In a sense, the political divisions that have marked American society have been mirrored in the Catholic Church, and they are likely to be no less stubborn. Indeed, they even overlap.

The furor that erupted last summer over misdeeds at ACORN ( the Association of Community Organizations for Reform Now) also washed over the bishops as the hierarchy's chief poverty-fighting arm, the Catholic Campaign for Human Development (CCHD), was found to have made grants to ACORN. Political and church conservatives who were long at odds with the more liberal social justice actions of the bishops' conference launched a furious campaign against CCHD even though the organizations immediately suspended all ACORN funding.

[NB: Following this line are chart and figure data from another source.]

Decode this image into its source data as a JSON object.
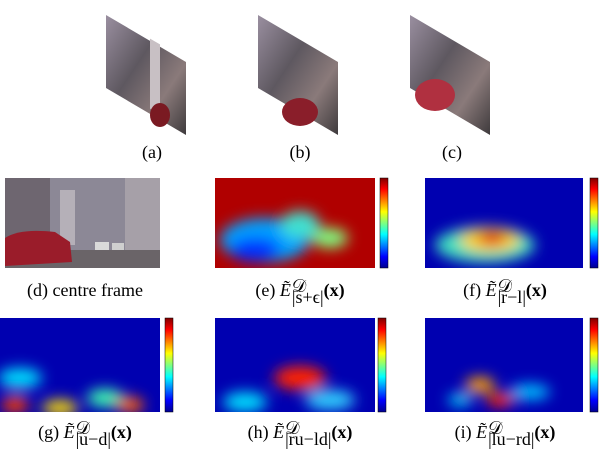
{
  "panels": [
    {
      "label": "(a)"
    },
    {
      "label": "(b)"
    },
    {
      "label": "(c)"
    },
    {
      "label": "(d)",
      "text": "centre frame"
    },
    {
      "label": "(e)",
      "symbol": "Ẽ",
      "sup": "𝒟",
      "sub": "|s+ϵ|",
      "arg": "(x)"
    },
    {
      "label": "(f)",
      "symbol": "Ẽ",
      "sup": "𝒟",
      "sub": "|r−l|",
      "arg": "(x)"
    },
    {
      "label": "(g)",
      "symbol": "Ẽ",
      "sup": "𝒟",
      "sub": "|u−d|",
      "arg": "(x)"
    },
    {
      "label": "(h)",
      "symbol": "Ẽ",
      "sup": "𝒟",
      "sub": "|ru−ld|",
      "arg": "(x)"
    },
    {
      "label": "(i)",
      "symbol": "Ẽ",
      "sup": "𝒟",
      "sub": "|lu−rd|",
      "arg": "(x)"
    }
  ]
}
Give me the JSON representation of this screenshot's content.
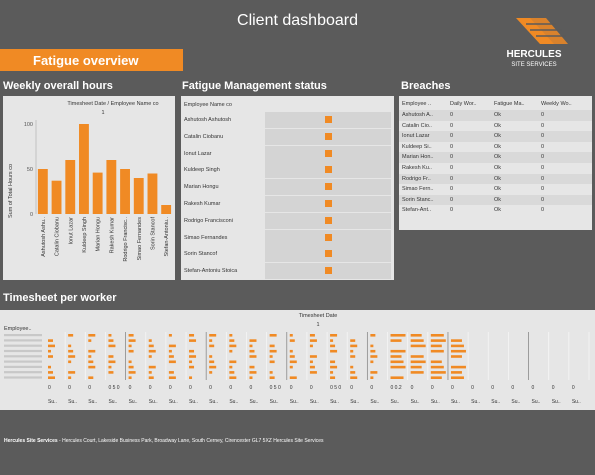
{
  "title": "Client dashboard",
  "banner": "Fatigue overview",
  "logo": {
    "line1": "HERCULES",
    "line2": "SITE SERVICES",
    "brand_color": "#f08a24"
  },
  "sections": {
    "hours": "Weekly overall hours",
    "fatigue": "Fatigue Management status",
    "breaches": "Breaches",
    "timesheet": "Timesheet per worker"
  },
  "hours_chart": {
    "header": "Timesheet Date  /  Employee Name co",
    "sub_header": "1",
    "ylabel": "Sum of Total Hours co",
    "yticks": [
      "100",
      "50",
      "0"
    ]
  },
  "chart_data": {
    "type": "bar",
    "categories": [
      "Ashutosh Ashu..",
      "Catalin Ciobanu",
      "Ionut Lazar",
      "Kuldeep Singh",
      "Marian Hongu",
      "Rakesh Kumar",
      "Rodrigo Francisc..",
      "Simao Fernandes",
      "Sorin Stancof",
      "Stefan-Antoniu.."
    ],
    "values": [
      50,
      37,
      60,
      100,
      46,
      60,
      50,
      40,
      45,
      10
    ],
    "ylim": [
      0,
      100
    ],
    "bar_color": "#f08a24"
  },
  "fatigue": {
    "header": "Employee Name co",
    "rows": [
      "Ashutosh Ashutosh",
      "Catalin Ciobanu",
      "Ionut Lazar",
      "Kuldeep Singh",
      "Marian Hongu",
      "Rakesh Kumar",
      "Rodrigo Francisconi",
      "Simao Fernandes",
      "Sorin Stancof",
      "Stefan-Antoniu Stoica"
    ],
    "status_color": "#f08a24"
  },
  "breaches": {
    "headers": [
      "Employee ..",
      "Daily Wor..",
      "Fatigue Ma..",
      "Weekly Wo.."
    ],
    "rows": [
      [
        "Ashutosh A..",
        "0",
        "Ok",
        "0"
      ],
      [
        "Catalin Cio..",
        "0",
        "Ok",
        "0"
      ],
      [
        "Ionut Lazar",
        "0",
        "Ok",
        "0"
      ],
      [
        "Kuldeep Si..",
        "0",
        "Ok",
        "0"
      ],
      [
        "Marian Hon..",
        "0",
        "Ok",
        "0"
      ],
      [
        "Rakesh Ku..",
        "0",
        "Ok",
        "0"
      ],
      [
        "Rodrigo Fr..",
        "0",
        "Ok",
        "0"
      ],
      [
        "Simao Fern..",
        "0",
        "Ok",
        "0"
      ],
      [
        "Sorin Stanc..",
        "0",
        "Ok",
        "0"
      ],
      [
        "Stefan-Ant..",
        "0",
        "Ok",
        "0"
      ]
    ]
  },
  "timesheet": {
    "header": "Timesheet Date",
    "sub_header": "1",
    "row_header": "Employee..",
    "axis_labels": [
      "0",
      "0",
      "0",
      "0 5 0",
      "0",
      "0",
      "0",
      "0",
      "0",
      "0",
      "0",
      "0 5 0",
      "0",
      "0",
      "0 5 0",
      "0",
      "0",
      "0 0.2",
      "0",
      "0",
      "0",
      "0",
      "0",
      "0",
      "0",
      "0",
      "0"
    ],
    "day_labels": [
      "Su..",
      "Su..",
      "Su..",
      "Su..",
      "Su..",
      "Su..",
      "Su..",
      "Su..",
      "Su..",
      "Su..",
      "Su..",
      "Su..",
      "Su..",
      "Su..",
      "Su..",
      "Su..",
      "Su..",
      "Su..",
      "Su..",
      "Su..",
      "Su..",
      "Su..",
      "Su..",
      "Su..",
      "Su..",
      "Su..",
      "Su.."
    ]
  },
  "footer": {
    "company": "Hercules Site Services",
    "address": " - Hercules Court, Lakeside Business Park, Broadway Lane, South Cerney, Cirencester GL7 5XZ Hercules Site Services"
  }
}
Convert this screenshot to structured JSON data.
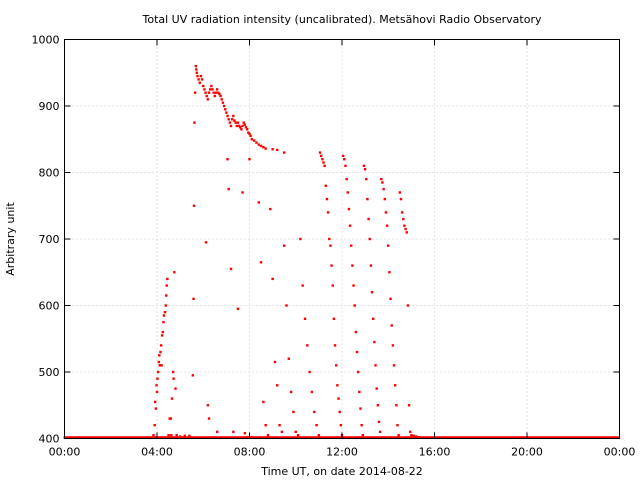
{
  "chart_data": {
    "type": "scatter",
    "title": "Total UV radiation intensity (uncalibrated). Metsähovi Radio Observatory",
    "xlabel": "Time UT, on date 2014-08-22",
    "ylabel": "Arbitrary unit",
    "xlim": [
      0,
      24
    ],
    "ylim": [
      400,
      1000
    ],
    "x_ticks": [
      0,
      4,
      8,
      12,
      16,
      20,
      24
    ],
    "x_tick_labels": [
      "00:00",
      "04:00",
      "08:00",
      "12:00",
      "16:00",
      "20:00",
      "00:00"
    ],
    "y_ticks": [
      400,
      500,
      600,
      700,
      800,
      900,
      1000
    ],
    "y_tick_labels": [
      "400",
      "500",
      "600",
      "700",
      "800",
      "900",
      "1000"
    ],
    "grid": true,
    "marker_color": "#ff0000",
    "baseline": {
      "value": 401,
      "x_start": 0,
      "x_end": 24,
      "note_points_dense": true
    },
    "series": [
      {
        "values_xy": [
          [
            3.85,
            405
          ],
          [
            3.9,
            420
          ],
          [
            3.92,
            455
          ],
          [
            3.95,
            445
          ],
          [
            3.98,
            480
          ],
          [
            4.0,
            470
          ],
          [
            4.02,
            490
          ],
          [
            4.05,
            500
          ],
          [
            4.08,
            515
          ],
          [
            4.1,
            525
          ],
          [
            4.12,
            510
          ],
          [
            4.15,
            530
          ],
          [
            4.18,
            540
          ],
          [
            4.2,
            510
          ],
          [
            4.22,
            555
          ],
          [
            4.25,
            560
          ],
          [
            4.28,
            575
          ],
          [
            4.3,
            585
          ],
          [
            4.35,
            590
          ],
          [
            4.38,
            600
          ],
          [
            4.4,
            615
          ],
          [
            4.42,
            630
          ],
          [
            4.45,
            640
          ],
          [
            4.5,
            405
          ],
          [
            4.55,
            430
          ],
          [
            4.6,
            430
          ],
          [
            4.62,
            405
          ],
          [
            4.65,
            460
          ],
          [
            4.7,
            500
          ],
          [
            4.72,
            490
          ],
          [
            4.75,
            650
          ],
          [
            4.8,
            475
          ],
          [
            4.85,
            405
          ],
          [
            5.0,
            403
          ],
          [
            5.2,
            404
          ],
          [
            5.4,
            404
          ],
          [
            5.55,
            495
          ],
          [
            5.58,
            610
          ],
          [
            5.6,
            750
          ],
          [
            5.62,
            875
          ],
          [
            5.65,
            920
          ],
          [
            5.68,
            960
          ],
          [
            5.7,
            955
          ],
          [
            5.72,
            950
          ],
          [
            5.75,
            945
          ],
          [
            5.8,
            940
          ],
          [
            5.85,
            935
          ],
          [
            5.9,
            945
          ],
          [
            5.95,
            940
          ],
          [
            6.0,
            930
          ],
          [
            6.05,
            925
          ],
          [
            6.1,
            920
          ],
          [
            6.12,
            695
          ],
          [
            6.15,
            915
          ],
          [
            6.2,
            910
          ],
          [
            6.25,
            920
          ],
          [
            6.3,
            925
          ],
          [
            6.35,
            930
          ],
          [
            6.4,
            925
          ],
          [
            6.45,
            920
          ],
          [
            6.5,
            915
          ],
          [
            6.55,
            920
          ],
          [
            6.6,
            925
          ],
          [
            6.65,
            920
          ],
          [
            6.7,
            918
          ],
          [
            6.75,
            915
          ],
          [
            6.8,
            910
          ],
          [
            6.85,
            905
          ],
          [
            6.9,
            900
          ],
          [
            6.95,
            895
          ],
          [
            7.0,
            890
          ],
          [
            7.05,
            885
          ],
          [
            7.1,
            880
          ],
          [
            7.15,
            875
          ],
          [
            7.2,
            870
          ],
          [
            7.25,
            880
          ],
          [
            7.3,
            885
          ],
          [
            7.35,
            878
          ],
          [
            7.4,
            875
          ],
          [
            7.45,
            870
          ],
          [
            7.5,
            875
          ],
          [
            7.55,
            870
          ],
          [
            7.6,
            868
          ],
          [
            7.65,
            865
          ],
          [
            7.7,
            870
          ],
          [
            7.75,
            875
          ],
          [
            7.8,
            872
          ],
          [
            7.85,
            868
          ],
          [
            7.9,
            865
          ],
          [
            7.95,
            860
          ],
          [
            8.0,
            858
          ],
          [
            8.05,
            855
          ],
          [
            8.1,
            850
          ],
          [
            8.2,
            848
          ],
          [
            8.3,
            845
          ],
          [
            8.4,
            842
          ],
          [
            8.5,
            840
          ],
          [
            8.6,
            838
          ],
          [
            8.7,
            836
          ],
          [
            9.0,
            835
          ],
          [
            9.2,
            834
          ],
          [
            9.5,
            830
          ],
          [
            6.2,
            450
          ],
          [
            6.25,
            430
          ],
          [
            6.6,
            410
          ],
          [
            7.05,
            820
          ],
          [
            7.1,
            775
          ],
          [
            7.2,
            655
          ],
          [
            7.3,
            410
          ],
          [
            7.5,
            595
          ],
          [
            7.7,
            770
          ],
          [
            7.8,
            408
          ],
          [
            7.9,
            402
          ],
          [
            8.0,
            820
          ],
          [
            8.1,
            402
          ],
          [
            8.4,
            755
          ],
          [
            8.5,
            665
          ],
          [
            8.6,
            455
          ],
          [
            8.7,
            420
          ],
          [
            8.8,
            405
          ],
          [
            8.9,
            745
          ],
          [
            9.0,
            640
          ],
          [
            9.1,
            515
          ],
          [
            9.2,
            480
          ],
          [
            9.3,
            420
          ],
          [
            9.4,
            410
          ],
          [
            9.5,
            690
          ],
          [
            9.6,
            600
          ],
          [
            9.7,
            520
          ],
          [
            9.8,
            470
          ],
          [
            9.9,
            440
          ],
          [
            10.0,
            410
          ],
          [
            10.1,
            405
          ],
          [
            10.2,
            700
          ],
          [
            10.3,
            630
          ],
          [
            10.4,
            580
          ],
          [
            10.5,
            540
          ],
          [
            10.6,
            500
          ],
          [
            10.7,
            470
          ],
          [
            10.8,
            440
          ],
          [
            10.9,
            420
          ],
          [
            11.0,
            405
          ],
          [
            11.05,
            830
          ],
          [
            11.1,
            825
          ],
          [
            11.15,
            820
          ],
          [
            11.2,
            815
          ],
          [
            11.25,
            810
          ],
          [
            11.3,
            780
          ],
          [
            11.35,
            760
          ],
          [
            11.4,
            740
          ],
          [
            11.45,
            700
          ],
          [
            11.5,
            690
          ],
          [
            11.55,
            660
          ],
          [
            11.6,
            630
          ],
          [
            11.65,
            580
          ],
          [
            11.7,
            540
          ],
          [
            11.75,
            510
          ],
          [
            11.8,
            480
          ],
          [
            11.85,
            460
          ],
          [
            11.9,
            440
          ],
          [
            11.95,
            420
          ],
          [
            12.0,
            405
          ],
          [
            12.05,
            825
          ],
          [
            12.1,
            820
          ],
          [
            12.15,
            810
          ],
          [
            12.2,
            790
          ],
          [
            12.25,
            770
          ],
          [
            12.3,
            745
          ],
          [
            12.35,
            720
          ],
          [
            12.4,
            690
          ],
          [
            12.45,
            660
          ],
          [
            12.5,
            630
          ],
          [
            12.55,
            600
          ],
          [
            12.6,
            560
          ],
          [
            12.65,
            530
          ],
          [
            12.7,
            500
          ],
          [
            12.75,
            470
          ],
          [
            12.8,
            445
          ],
          [
            12.85,
            420
          ],
          [
            12.9,
            405
          ],
          [
            12.95,
            810
          ],
          [
            13.0,
            805
          ],
          [
            13.05,
            790
          ],
          [
            13.1,
            760
          ],
          [
            13.15,
            730
          ],
          [
            13.2,
            700
          ],
          [
            13.25,
            660
          ],
          [
            13.3,
            620
          ],
          [
            13.35,
            580
          ],
          [
            13.4,
            545
          ],
          [
            13.45,
            510
          ],
          [
            13.5,
            475
          ],
          [
            13.55,
            450
          ],
          [
            13.6,
            425
          ],
          [
            13.65,
            410
          ],
          [
            13.7,
            790
          ],
          [
            13.75,
            785
          ],
          [
            13.8,
            775
          ],
          [
            13.85,
            760
          ],
          [
            13.9,
            740
          ],
          [
            13.95,
            720
          ],
          [
            14.0,
            690
          ],
          [
            14.05,
            650
          ],
          [
            14.1,
            610
          ],
          [
            14.15,
            570
          ],
          [
            14.2,
            540
          ],
          [
            14.25,
            510
          ],
          [
            14.3,
            480
          ],
          [
            14.35,
            450
          ],
          [
            14.4,
            420
          ],
          [
            14.45,
            405
          ],
          [
            14.5,
            770
          ],
          [
            14.55,
            760
          ],
          [
            14.6,
            740
          ],
          [
            14.65,
            730
          ],
          [
            14.7,
            720
          ],
          [
            14.75,
            715
          ],
          [
            14.8,
            710
          ],
          [
            14.85,
            600
          ],
          [
            14.9,
            450
          ],
          [
            14.95,
            410
          ],
          [
            15.0,
            405
          ],
          [
            15.1,
            404
          ],
          [
            15.2,
            403
          ],
          [
            15.3,
            402
          ],
          [
            15.5,
            401
          ]
        ]
      }
    ]
  }
}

Yet as ACORN became a favorite whipping boy for conservatives in the secular world, much the same happened in the Catholic Church, with charges that CCHD was funding "pro-abortion" groups and all manner of liberal causes in the name of the Catholic bishops and the faithful. Several conservative Catholic groups have organized a boycott of the CCHD annual collection and demanded that the organization be entirely reformed or dismantled.

At last week's meeting, Bishop Roger P. Morin of Biloxi, Miss., who oversees CCHD for the bishops, delivered an impassioned defense of the organization and denounced those who "with their own ideological or political agendas repeat and spread outrageous claims that the bishops are funding abortion, attacks on the family, and other untruths."

Morin's address was especially urgent because the annual collection for CCHD, which undergirds their anti-poverty work throughout the year, is set for this weekend, Nov. 21-22. At the end of the day, there may be no better barometer of how united the Catholic Church is than how much Catholics put in to the basket at Mass this Sunday morning.